A desvalorização do ambiente construído faz parte do processo capitalista de crescimento urbano (3) e o abandono de locais de trabalho, o alto índice de mudanças de estabelecimentos comerciais e os congestionamentos de transito são considerados como causas da decadência dos centros mais antigos das cidades (4). Os proprietários de imóveis à espera do retorno dos investimentos imobiliários (5) têm suas propriedades ocupadas por uma população pobre e uma economia pobre para os quais o espaço construído das áreas centrais significa uma economia (6), induzindo ainda mais a população mais próspera a abandonar o centro das cidades.

3. O caso da cidade de Curitiba

A tradição de Curitiba em planejamento urbano remonta ao ano de 1853, quando essa foi escolhida para sediar a capital da nova província do Paraná. Em 1895 surgiu o primeiro Código de Posturas da cidade e em 1903 teve início o processo de hierarquização de usos do solo. A história formal do planejamento urbano de Curitiba inicia-se, porém, em 1943 com o Plano Agache, o qual previa crescimento radial para a cidade, reestruturação viária, medidas de saneamento e a definição de áreas para habitação, serviços e indústrias. E, em decorrência deste plano, no ano de 1953 foi aprovada a primeira Lei de Zoneamento de Curitiba. Posteriormente, em 1964, por meio de concurso público, foi elaborado o Plano Preliminar de Urbanismo que propõe um modelo linear de expansão urbana. Finalmente no ano de 1965, com a finalidade de detalhar e acompanhar o Plano proposto pela Sociedade Serete e por Jorge Wilheim Arquitetos, foi criado o Instituto de Pesquisa e Planejamento Urbano de Curitiba - IPPUC (7).

O plano urbanístico desenvolvido pelo consórcio Wilheim-Serete propunha uma expansão linear da cidade através de vias estruturais que se constituiriam de eixos de adensamento populacional e expansão do setor comercial e de serviços. Tendo como suporte um sistema de circulação composto por uma via central com uma pista exclusiva para transporte coletivo, duas para tráfego lento e outras duas vias externas paralelas a este eixo para o fluxo continuo de veículos (8). A implantação destes eixos estruturais sem a necessidade de alargamento de ruas e construção de viadutos não causou a destruição da paisagem urbana, geralmente inevitável quando o transporte individual é incentivado (9). Mas esses contribuíram para o deslocamento do comércio na direção sul, acompanhando a expansão da cidade, que se dera à procura de terrenos mais planos (10), estimulando a saída dos estabelecimentos comerciais do centro e contribuindo para sua decadência.
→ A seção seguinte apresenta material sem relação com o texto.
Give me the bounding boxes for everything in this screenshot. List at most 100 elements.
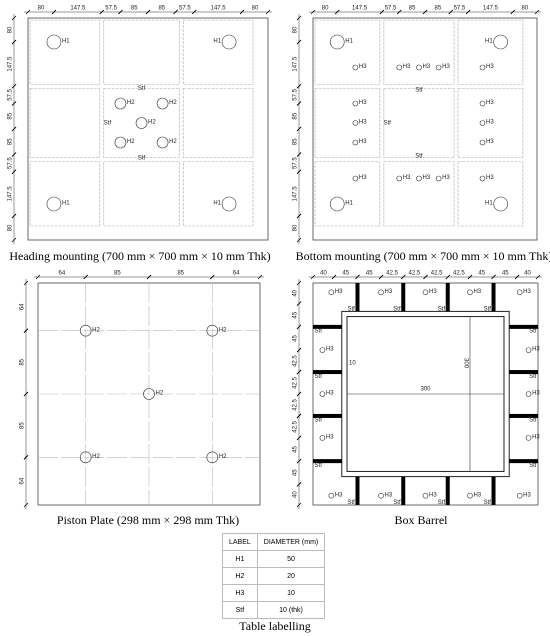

Embora aprovado, o esse plano foi de lenta implantação e somente em 1971 foram regulamentados o uso do solo e o sistema viário. Nesta década foram implantados o sistema de circulação e o transporte de massa que iriam redefinir o traçado urbano da cidade. Foram também iniciadas ações para revitalização do centro da cidade como à criação de uma rua exclusiva para pedestres: a Rua XV de novembro (11). E mais recentemente, no ano 2000, objetivando o fortalecimento do transporte público lançou-se o projeto de um eixo de integração metropolitano e de adensamento onde passava a rodovia PR-476 – antiga BR-116 – uma implacável barreira urbana que dividia a cidade e que hoje é chamada de Linha Verde, uma via com canteiros ajardinados e arborizados que substituiu a árida paisagem de outrora, propondo a integração das duas partes da cidade. Esta representa uma alteração para adequar Curitiba para sua nova realidade, que é a de ser uma metrópole (12).
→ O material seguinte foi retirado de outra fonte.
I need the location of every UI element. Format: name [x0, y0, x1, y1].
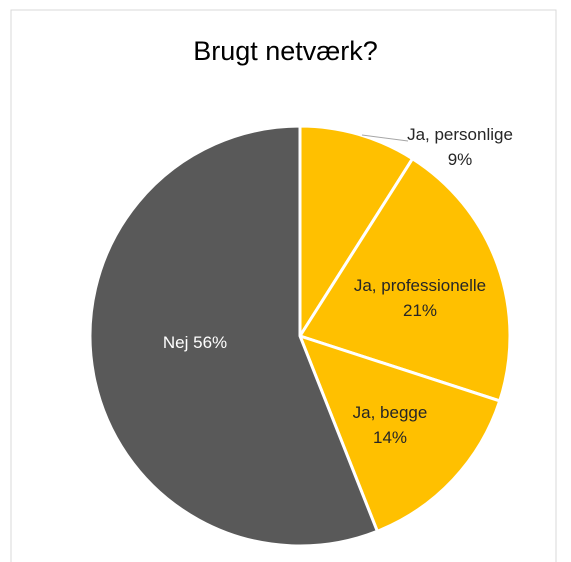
value-label: 14% [372, 428, 408, 447]
pie-slice [88, 124, 380, 548]
category-label: Ja, begge [352, 403, 428, 422]
value-label: 21% [402, 301, 438, 320]
category-label: Nej [162, 333, 189, 352]
data-label: Ja, personlige 9% [405, 122, 515, 172]
pie-slice [297, 156, 512, 403]
leader-line [361, 134, 409, 142]
category-label: Ja, professionelle [353, 276, 487, 295]
chart-border [10, 9, 557, 562]
pie-slice [298, 124, 415, 342]
data-label: Ja, begge 14% [330, 400, 450, 450]
pie-slice [297, 333, 502, 534]
data-label: Nej 56% [130, 330, 260, 355]
data-label: Ja, professionelle 21% [320, 273, 520, 323]
value-label: 56% [193, 333, 228, 352]
category-label: Ja, personlige [407, 125, 513, 144]
value-label: 9% [447, 150, 473, 169]
chart-title: Brugt netværk? [193, 36, 378, 66]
Curitiba, que após sua elevação à condição de metrópole em meados da década de 1970, passa a atestar um dos mais expressivos crescimentos dentre as capitais e regiões metropolitanas do país, posicionando-se entre as grandes cidades brasileiras em meados da década de 1990. Apurada pelo Censo 2010, hoje sua população é de 1.746.896 habitantes (13) distribuídos pelos seus 75 bairros.
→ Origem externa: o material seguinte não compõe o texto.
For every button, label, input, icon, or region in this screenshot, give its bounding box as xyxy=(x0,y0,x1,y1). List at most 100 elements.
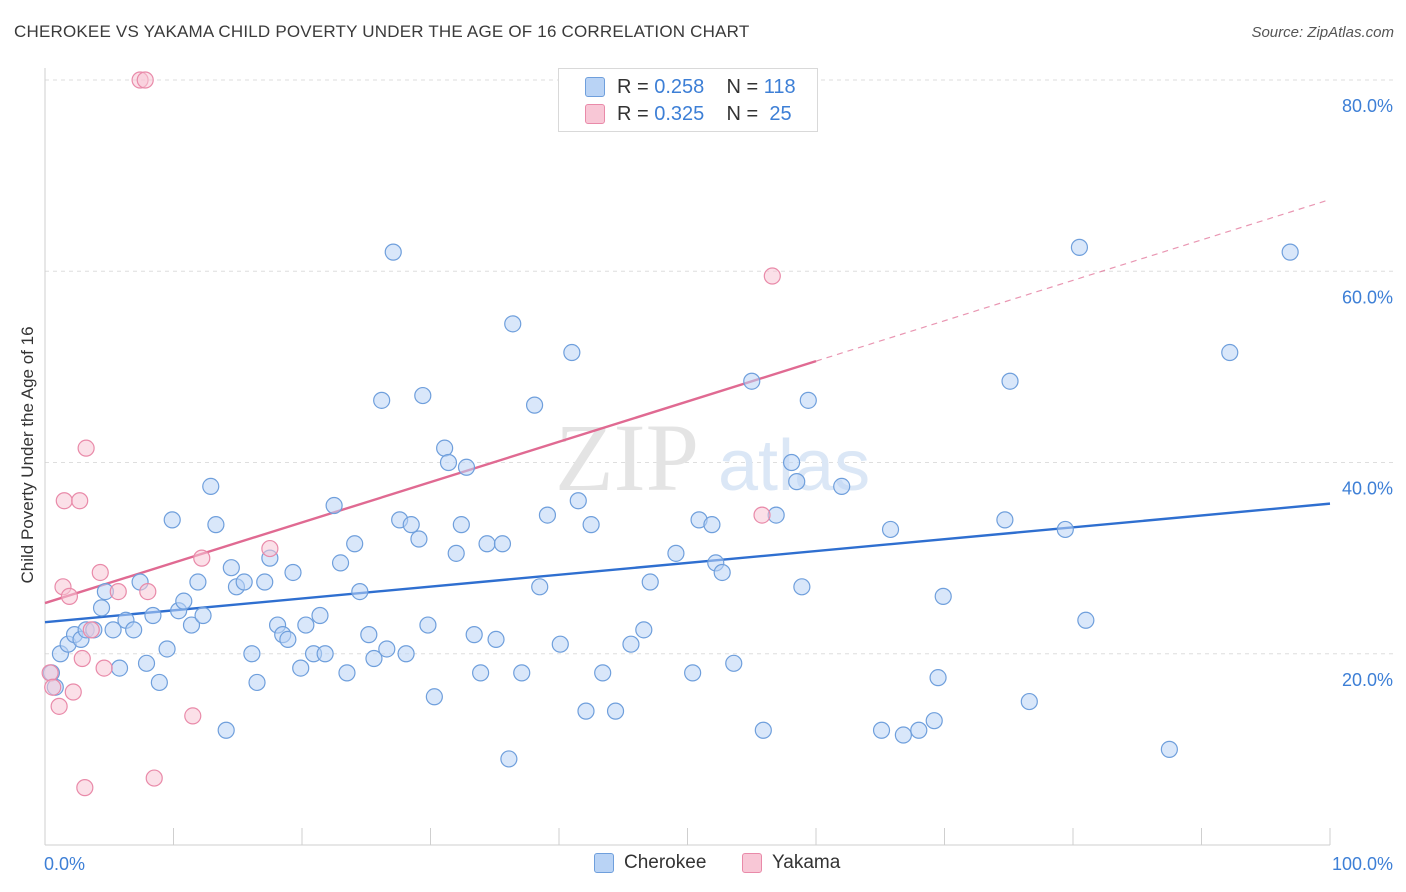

Mesmo sendo a cidade uma referência no planejamento urbano, atualmente seu centro apresenta diminuição da sua população (14), nesta área há a concentração da atividade de comércio e serviços instalada, em sua maioria, em edifícios de muitos pavimentos, localizados principalmente na Rua Marechal Deodoro. Embora esta atividade demande muitas vagas de estacionamento, a maioria destes edifícios não possui garagem, induzindo, portanto, à criação de estacionamentos nas áreas vizinhas, que ainda disponham de terrenos vazios ou com grandes espaços não edificados. Lotes assim, localizados nas adjacências destas áreas de grande demanda, próximos à Rua Marechal Deodoro ou à Rua XV de Novembro, destinada exclusivamente aos pedestres, continuarão sendo destinados à acomodação da demanda por vagas de estacionamento.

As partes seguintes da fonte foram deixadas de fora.